I know I told you before about the game I like to play with my humans. They have these big black bags of all the fun things they don’t think are that important. Most of the time, they take them away before I ever get to play. Worse, when I try to play, they really move and take those bags away.
So now I wait until they’re sleeping or until they leave me all alone. I used to like being alone, but now I miss them when they leave. So when they forget, I run straight toward the black bag and slide into it. This makes the bag open and the opening falls to where I can reach it.
Oh, then I’m just… well… happy beside myself. I dig into the bag until all the toys are all over the floor. Then I roll and roll and bat things and wiggle my tail. Sometimes, I pick up things with my teeth and run into furniture to feel how the thing gets when it hits something. Sometimes, I hide things all over for my humans to find (but lately, they close doors so I don’t have too many hiding places).

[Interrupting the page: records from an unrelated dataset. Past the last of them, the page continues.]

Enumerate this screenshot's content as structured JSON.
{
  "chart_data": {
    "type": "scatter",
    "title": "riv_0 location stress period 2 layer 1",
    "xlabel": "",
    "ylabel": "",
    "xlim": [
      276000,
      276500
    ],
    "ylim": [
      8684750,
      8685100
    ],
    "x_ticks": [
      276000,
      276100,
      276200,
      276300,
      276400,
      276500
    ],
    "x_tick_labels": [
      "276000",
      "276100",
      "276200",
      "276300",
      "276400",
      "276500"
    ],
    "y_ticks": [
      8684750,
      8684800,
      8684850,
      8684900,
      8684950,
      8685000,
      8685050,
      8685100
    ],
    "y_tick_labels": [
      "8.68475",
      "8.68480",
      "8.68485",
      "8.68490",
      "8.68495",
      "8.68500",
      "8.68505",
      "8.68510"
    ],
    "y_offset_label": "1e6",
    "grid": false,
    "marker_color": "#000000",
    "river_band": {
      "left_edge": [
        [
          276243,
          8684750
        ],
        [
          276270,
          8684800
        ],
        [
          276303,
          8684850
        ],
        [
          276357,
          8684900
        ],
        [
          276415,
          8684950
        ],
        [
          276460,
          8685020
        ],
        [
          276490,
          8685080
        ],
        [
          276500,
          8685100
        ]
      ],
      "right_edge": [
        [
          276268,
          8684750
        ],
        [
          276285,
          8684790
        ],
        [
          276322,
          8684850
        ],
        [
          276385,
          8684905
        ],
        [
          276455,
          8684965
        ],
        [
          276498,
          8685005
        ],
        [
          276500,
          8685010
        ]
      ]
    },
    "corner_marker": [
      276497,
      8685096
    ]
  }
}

But when they come home, they don’t look too happy. They’re not excited like I am. They look almost mad. Then they pick up all the toys, put them into the bag, and the bag goes out to be stolen after a few nights.
The Other Game
These humans so like and forget they like their weird bones. The bones do such wonderful things: pictures on the box change, air blows from the wall, warm places come from the floor. I’m starting to try to protect the weird bones so my humans don’t lose them. They always seem to forget where the bones are and act like they can’t get them. Don’t they know how important it is to always know where your bones are?!? So I’ll help them. But again they don’t seem to like it too much when I help. I don’t understand.
I used to have a second bed in my Mom and ‘On’s room. Sometimes, I even got to sneak up on their bed.
But lately, my bed moves. I have been with each of the whelps for a few nights. Every few nights, the whelps move me to another whelp room.
Is this a special reward? Did I do something right? Or am I doing something so wrong I can’t be with Mom and ‘On? I don’t understand.